I’ve a client who wants more visitors to his business site and has registered 2 or 3 domains with keywords in them. Nothing too spammy from what I can see so far.
Are there any real advantages to setting these up and pointing them to the one main web site?
Will Google frown on it when 3 domains are submitted to them and they all point to an existing site?
I remember doing this years ago, but wasn’t sure if it was now deemed black hat. Should they be used to be submitted to Google, or perhaps used in conjunction with related anchor text?
Any help at all to clear this up is greatly appreciated.
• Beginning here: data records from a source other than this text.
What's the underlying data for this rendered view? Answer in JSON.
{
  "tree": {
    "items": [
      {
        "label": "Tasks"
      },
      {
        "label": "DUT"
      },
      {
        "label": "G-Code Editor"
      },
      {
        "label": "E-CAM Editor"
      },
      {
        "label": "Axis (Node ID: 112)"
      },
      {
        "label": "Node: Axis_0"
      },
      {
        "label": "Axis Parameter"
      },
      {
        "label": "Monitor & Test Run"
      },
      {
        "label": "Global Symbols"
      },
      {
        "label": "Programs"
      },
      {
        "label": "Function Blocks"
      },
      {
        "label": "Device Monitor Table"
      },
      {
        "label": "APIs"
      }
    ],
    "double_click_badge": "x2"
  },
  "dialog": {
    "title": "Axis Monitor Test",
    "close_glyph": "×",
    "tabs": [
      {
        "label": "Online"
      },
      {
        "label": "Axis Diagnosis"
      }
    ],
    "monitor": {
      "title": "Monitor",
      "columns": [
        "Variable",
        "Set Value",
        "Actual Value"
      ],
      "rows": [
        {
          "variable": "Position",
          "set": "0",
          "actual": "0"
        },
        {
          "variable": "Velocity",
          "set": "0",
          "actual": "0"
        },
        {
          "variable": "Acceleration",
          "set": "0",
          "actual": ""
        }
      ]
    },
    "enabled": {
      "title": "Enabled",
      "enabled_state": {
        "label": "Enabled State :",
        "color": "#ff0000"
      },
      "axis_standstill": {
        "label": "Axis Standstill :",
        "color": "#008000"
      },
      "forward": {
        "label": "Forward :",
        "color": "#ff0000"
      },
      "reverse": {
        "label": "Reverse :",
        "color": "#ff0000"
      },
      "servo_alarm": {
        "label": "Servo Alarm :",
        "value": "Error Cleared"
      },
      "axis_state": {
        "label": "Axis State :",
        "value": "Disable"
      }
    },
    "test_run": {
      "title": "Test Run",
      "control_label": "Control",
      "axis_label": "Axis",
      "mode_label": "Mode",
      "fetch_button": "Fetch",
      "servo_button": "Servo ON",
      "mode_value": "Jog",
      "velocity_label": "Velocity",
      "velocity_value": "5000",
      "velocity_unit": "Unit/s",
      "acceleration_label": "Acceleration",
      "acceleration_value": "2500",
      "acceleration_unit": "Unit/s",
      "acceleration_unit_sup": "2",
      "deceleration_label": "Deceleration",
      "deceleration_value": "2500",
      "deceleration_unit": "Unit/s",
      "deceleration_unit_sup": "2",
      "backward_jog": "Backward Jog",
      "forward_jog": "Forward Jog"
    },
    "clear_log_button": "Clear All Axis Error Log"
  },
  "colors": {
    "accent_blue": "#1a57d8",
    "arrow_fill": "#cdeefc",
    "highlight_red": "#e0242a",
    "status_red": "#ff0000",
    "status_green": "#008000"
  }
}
It’s not black hat to make multiple websites but it’s not going to do you very much good either. If you only have 100 hours to work with this client and he wants you to build 1 main site (60 hours) and 2 other sites to link back (20 hours each) then you will indeed have 3 sites with cross links. However, the quality of each of those 3 sites will be lacking, especially the 2 other sites, as they were just never intended to be “real” websites.
My point is that I highly recommend that you focus all your effort into building a really great website than half-ass your way through building 3 websites. Matt Cutts touched on this in a recent session at Google I/O. The YouTube video isn’t up yet but should be in a few days. You’ll be able to find it on this page: http://code.google.com/events/io/2010/sessions/seo-site-review-from-experts.html.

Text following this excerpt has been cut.